Are there more to say about this? Yes. My Instagram post about this story is littered with more stories. I’ve also received hundreds of emails, which I’m compiling into a Google Doc so I can begin to make sense of it all in my own head.
It’s a big document — I mean, we’re almost at 100 pages and it’s only a size 10 font.
As usual, anyone with a story can reach me confidentially at email@example.com.
And as always — thanks for reading.
PS: This newsletter is sharable: www.webworm.co/p/silentarise
I watched the video....well, some of the video and felt so motivated to tithe that I subscribed to webworm! I feel more virtuous now! You will all now be blessed in the future by my comments.
Regarding those who blamed themselves: Dr Hillary McBride (@hillarylmcbride on Twitter) summed up a lot for me the other day when she wrote "Spiritual trauma is someone handing you an inner critic and telling you it’s the voice of God." That speaks to what happens in the theology and culture of these places and why it gets so complicated. And why many people who leave church have to go to therapy.

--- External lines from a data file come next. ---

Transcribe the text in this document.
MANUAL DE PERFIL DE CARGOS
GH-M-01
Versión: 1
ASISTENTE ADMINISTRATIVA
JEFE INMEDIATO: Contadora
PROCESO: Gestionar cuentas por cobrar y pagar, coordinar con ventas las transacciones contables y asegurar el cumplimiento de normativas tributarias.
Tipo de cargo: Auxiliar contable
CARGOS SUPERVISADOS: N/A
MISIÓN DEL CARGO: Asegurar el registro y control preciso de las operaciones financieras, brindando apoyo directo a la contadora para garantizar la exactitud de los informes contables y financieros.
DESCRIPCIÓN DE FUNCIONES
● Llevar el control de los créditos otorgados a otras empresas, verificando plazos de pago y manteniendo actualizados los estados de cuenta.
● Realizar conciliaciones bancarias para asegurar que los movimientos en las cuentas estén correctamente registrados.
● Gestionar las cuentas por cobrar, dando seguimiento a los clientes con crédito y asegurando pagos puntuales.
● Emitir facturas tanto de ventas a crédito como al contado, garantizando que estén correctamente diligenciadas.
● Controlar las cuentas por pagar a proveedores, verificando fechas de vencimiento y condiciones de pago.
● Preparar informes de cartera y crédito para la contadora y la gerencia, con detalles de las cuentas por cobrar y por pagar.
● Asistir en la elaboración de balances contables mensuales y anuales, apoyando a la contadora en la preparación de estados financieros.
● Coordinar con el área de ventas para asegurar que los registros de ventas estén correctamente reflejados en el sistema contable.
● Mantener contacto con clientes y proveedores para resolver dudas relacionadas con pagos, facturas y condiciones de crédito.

I've also had a few people responding defensively after sharing this article, most of it boils down to "but they do so much good, it surely outweighs this"; "no church is perfect"; and of course attacking you, David, for the way you reported it. But thank you for giving voice to the victims and bringing this to light.
I do feel sad for those defending Arise/churches in general because when I was younger I would have been one of them, and I understand how difficult the cognitive dissonance can be when you are confronted with something that doesn't line up with what you believe so deeply (i.e. that Arise/the church is making the world a better place). I personally think that some people know unconsciously that if they start to "pull out one brick in the wall" (for example, accepting that Arise church has done some terrible damage to a lot of people) then further bricks will follow (i.e. what contributed to this happening and am I complicit on some of these contributing factors in church/christian culture) then the whole wall will come tumbling down. So for so many, it's easier not to pull the brick.